Bush continues to get heavy criticism for his hand's off approach to the mortgage market. Fed policy gets little if any criticism for setting into motion the economic environment that lead to excess. Furthermore, Bush gets criticized for rising oil and commodity prices for which the Fed has just as much responsibility for creating.
Then, there is the nebulous criticisms in which Bush opponents use terms like "income gap" and "wage stagflation". Of course, his critics rarely can point to specific policy proposals that have created these supposed maladies. Rather they pound myths like "tax cuts for the rich" in order to convince the public that Bush policies have really benefitted the few at the expense of the many. How can any economy thrive when interest rates are always in a constant state of motion? Wouldn't it be the middle class most affected by constantly shifting interest rate policy? Yet, it is Bush and not the Fed that has taken the hit for what I believe has been a clearly lacking Fed policy that has infected the economy throughout his tenure.
Don't get me wrong. Bush is by no means without fault on the economy. Then again, no President is. He could have directed the Treasury to buy dollars in the open market to keep the dollar stable. His biggest failing is allowing spending to spin out of control in his first four years. He could have done more to create oversight in mortgages, however most of his critics were just as silent during the boom. Furthermore, I am weary of anyone that thinks that government can prevent speculative markets, like that of the real estate boon. Still, on the whole just like Reagan, his domestic policy will forever be most linked with the well timed tax cuts of his first term. Those tax cuts receive little if no credit for their economic stimulus and in the meantime, he has taken an enormous hit for economic malaise that I would put much more closely to the feet of the Fed and their policy makers.


Oberon said...

......the republicans have been using the "religious" moral high ground to dupe evangelicals into voting for them and to mask the true nature of the republican party which is actually diametrically opposed to the christian ideal of love, tolerance, giving and peace.

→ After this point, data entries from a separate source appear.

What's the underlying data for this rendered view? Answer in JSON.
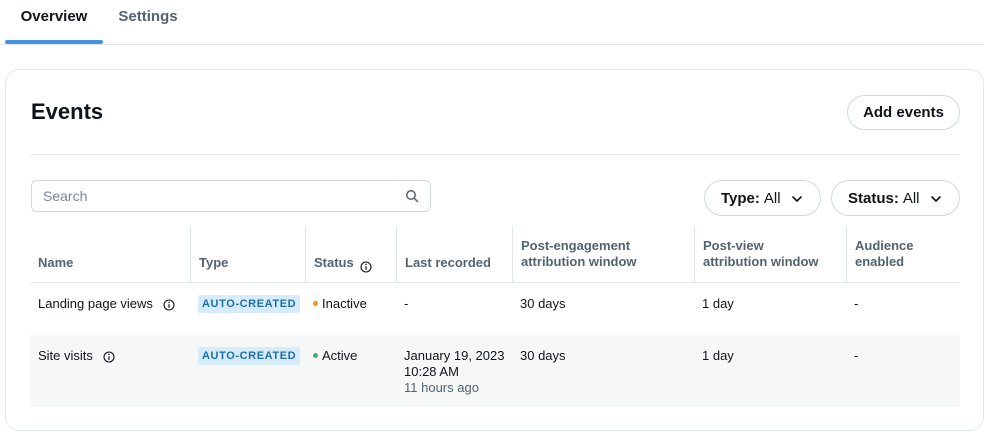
{
  "tabs": [
    {
      "label": "Overview",
      "active": true
    },
    {
      "label": "Settings",
      "active": false
    }
  ],
  "card": {
    "title": "Events",
    "add_button": "Add events"
  },
  "search": {
    "placeholder": "Search",
    "value": ""
  },
  "filters": {
    "type": {
      "label": "Type:",
      "value": "All"
    },
    "status": {
      "label": "Status:",
      "value": "All"
    }
  },
  "table": {
    "columns": {
      "name": "Name",
      "type": "Type",
      "status": "Status",
      "last_recorded": "Last recorded",
      "post_engagement_1": "Post-engagement",
      "post_engagement_2": "attribution window",
      "post_view_1": "Post-view",
      "post_view_2": "attribution window",
      "audience_1": "Audience",
      "audience_2": "enabled"
    },
    "rows": [
      {
        "name": "Landing page views",
        "type": "AUTO-CREATED",
        "status": "Inactive",
        "status_color": "#f0922a",
        "last_recorded": "-",
        "last_recorded_time": "",
        "last_recorded_ago": "",
        "post_engagement": "30 days",
        "post_view": "1 day",
        "audience": "-"
      },
      {
        "name": "Site visits",
        "type": "AUTO-CREATED",
        "status": "Active",
        "status_color": "#4caf7a",
        "last_recorded": "January 19, 2023",
        "last_recorded_time": "10:28 AM",
        "last_recorded_ago": "11 hours ago",
        "post_engagement": "30 days",
        "post_view": "1 day",
        "audience": "-"
      }
    ]
  },
  "colors": {
    "accent": "#4a90e2",
    "badge_bg": "#d6ecfb",
    "badge_text": "#1d6fa6"
  }
}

The modern engaged in one of man's oldest exercises in moral philosophy.......that is.......the search for a superior moral justification for selfishness.......John Kenneth Galbraith.

mike volpe said...

What in the world are you talking about? Furthermore, what does it have to do with the topic at hand? The Republicans have been linked to Christians because they are the pro life party, the party of marriage as one man and one woman, and traditionally as the party for tough penalties for criminals and predators.

If they are opposed to love, tolerance, and peace, you have to back up such a statement.

The modern conservative is in search for smaller government, less taxes, fiscal conservatism, good border policy, traditional values, and aggressive national security policy that confronts our enemies.